The new M56, M15HD, M25 setup loses little in raw drive and energy but adds a layer of class and refinement to elevate the system into the next league. It has masses of energy – cranking up the volume with Michael Jackson's This Is It Blu-ray is still likely to see even elderly relatives moon-walking across the room and grabbing their crotch – but the difference now is that they would be wearing a white glove and leather trousers, too. It's all in the detail.
The previous system found adrenaline at the slightly ragged edge of perfection, sacrificing finer details for plenty of character and a party disposition. The Masters Series has grown up now, replacing a bit of its wild-eyed youthful exuberance with an altogether more civilised sound.
Dialogue is laid slightly further back in the mix but never shouts at you, effects are rich and textured as opposed to simply crushing, and the overall balance is a little darker and more sophisticated. As the M25 is the same beast, the sonic differences are largely down to the M15HD processor and its new high-end components. This justifies the financial jump from old to new with ease.
As for the picture, semi static scenes and cut-shot pictures have all the depth, colour and raw contrast one has come to expect from top-flight Blu-ray players. It is a little shy of the range-topping Denon and Pioneer decks in terms of absolute image parameters but it gets very close for around half the price of those machines.
A runthrough of Pixar's Up on Blu-ray (rapidly becoming one of my favoured test discs) provided a veritable cornucopia of colour and shading, with Carl's facial detailing and expressions making the poignant parts of the film all the more heart-rending. Meanwhile, the shaggy fur on Dug the dog's coat was rendered rich and lifelike, and the interior of Munt's airship was suitably Victorian and moodily-lit with plenty of texture on the walls and floor.
However, the M56 is not all roses. In my opinion, its motion-processing is well below the upper echelons of the Blu-ray spinning elite. Big, complex pans lack the silky smoothness of the very best players and even the scrolling credits at the end could be a little more liquid and less jarring.
Having swapped cables, processors, players and even video displays to assess where the issue lie, the root cause fell firmly at the feet of the M56. The motion processing is about on par with the PS3 playing a Blu-ray, which, while not unwatchable, isn't anywhere near what I would expect for a £2,000 machine.
Thankfully the audio dynamite of the M15HD/M25 pairing more than makes amends for minor picture issues, and a whole evening feature-film fest of The Matrix followed by The Fifth Element followed by Serenity got two thumbs up. The oomph and dynamic power of the M25 works perfectly with the poise and detail of the M15HD, offering excellent emotional involvement at low-level listening, and an epic visceral experience at higher volumes.
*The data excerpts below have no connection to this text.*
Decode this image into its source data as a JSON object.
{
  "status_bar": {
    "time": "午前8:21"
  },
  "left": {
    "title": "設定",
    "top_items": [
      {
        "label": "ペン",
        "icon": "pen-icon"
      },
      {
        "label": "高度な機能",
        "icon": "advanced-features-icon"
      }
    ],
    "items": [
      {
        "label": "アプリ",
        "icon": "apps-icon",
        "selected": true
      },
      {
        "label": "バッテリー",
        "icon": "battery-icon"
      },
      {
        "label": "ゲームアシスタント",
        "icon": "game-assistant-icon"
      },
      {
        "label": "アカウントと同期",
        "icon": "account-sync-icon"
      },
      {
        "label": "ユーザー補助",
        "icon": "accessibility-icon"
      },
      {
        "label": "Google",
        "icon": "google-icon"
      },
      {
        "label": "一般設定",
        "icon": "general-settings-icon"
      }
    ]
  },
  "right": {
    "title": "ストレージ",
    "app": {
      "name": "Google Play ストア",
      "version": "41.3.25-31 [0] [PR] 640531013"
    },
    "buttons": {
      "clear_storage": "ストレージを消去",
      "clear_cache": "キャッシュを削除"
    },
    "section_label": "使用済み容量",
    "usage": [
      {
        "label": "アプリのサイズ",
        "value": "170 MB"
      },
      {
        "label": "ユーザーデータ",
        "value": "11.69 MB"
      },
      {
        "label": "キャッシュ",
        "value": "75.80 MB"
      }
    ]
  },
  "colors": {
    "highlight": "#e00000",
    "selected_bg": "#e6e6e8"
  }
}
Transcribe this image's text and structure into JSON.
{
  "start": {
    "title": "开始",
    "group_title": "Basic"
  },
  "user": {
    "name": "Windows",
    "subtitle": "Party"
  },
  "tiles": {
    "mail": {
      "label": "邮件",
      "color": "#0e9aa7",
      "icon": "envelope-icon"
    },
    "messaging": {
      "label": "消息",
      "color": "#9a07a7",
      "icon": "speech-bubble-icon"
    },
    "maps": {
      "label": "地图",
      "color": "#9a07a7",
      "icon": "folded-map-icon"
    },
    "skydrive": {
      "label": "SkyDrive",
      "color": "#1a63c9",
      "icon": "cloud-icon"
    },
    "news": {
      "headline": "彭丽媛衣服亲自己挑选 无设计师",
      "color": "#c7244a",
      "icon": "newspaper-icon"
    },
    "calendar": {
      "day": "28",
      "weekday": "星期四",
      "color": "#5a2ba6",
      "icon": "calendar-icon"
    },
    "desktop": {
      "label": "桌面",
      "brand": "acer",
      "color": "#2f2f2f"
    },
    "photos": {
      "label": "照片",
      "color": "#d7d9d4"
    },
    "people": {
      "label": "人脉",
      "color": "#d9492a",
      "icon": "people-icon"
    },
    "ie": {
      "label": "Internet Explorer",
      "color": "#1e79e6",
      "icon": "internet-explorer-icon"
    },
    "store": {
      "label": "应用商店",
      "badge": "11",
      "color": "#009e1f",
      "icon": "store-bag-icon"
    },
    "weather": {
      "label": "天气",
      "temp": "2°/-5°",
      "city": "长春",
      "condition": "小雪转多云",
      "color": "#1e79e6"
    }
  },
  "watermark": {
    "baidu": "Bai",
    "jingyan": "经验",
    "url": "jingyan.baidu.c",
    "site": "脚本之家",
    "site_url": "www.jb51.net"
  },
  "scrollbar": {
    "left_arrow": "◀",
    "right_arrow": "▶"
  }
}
The taxi-chase scene at the beginning of The Fifth Element is fast-paced and furious with huge bass and a thumping Brazilian rhythm. You can't help but get lost in the thrill ride, with subtle effects etched into the mix. The detritus clattering around the inside of the cab is understated and oft drowned out by the cab's engines and music beat, but the Masters Series makes sure you can hear every click, pop and scrape.
M is for Mmmmmm
So, NAD's new Masters Series trio generally stands up extremely well for its £8,600 asking price, and the build quality fights on a higher level still – note that the amp and processor are almost twice as heavy as Onkyo's top-end equivalents and the M56 is some five times the mass of Onkyo's BD-SP807 player.
The M15HD's modular design could also offer a lower-cost upgrade route into the future of home cinema, and the overall package has a refi nement that was a little lacking in previous incarnations. The M15HD polishes the original diamond's roughness without losing too much of its inherent audio sparkle – the system is still a beast when it comes to dynamic aplomb and sheer audio thrills.
Sadly the M56's motion processing lets the side down and stops me unreservedly recommending the whole trio, although the rest of this player's picture parameters were top-notch NAD's heavyweight amp and slick processor, however, can easily be considered Best Buy products – run, don't walk, to your local NAD dealer today and get yourself an audition.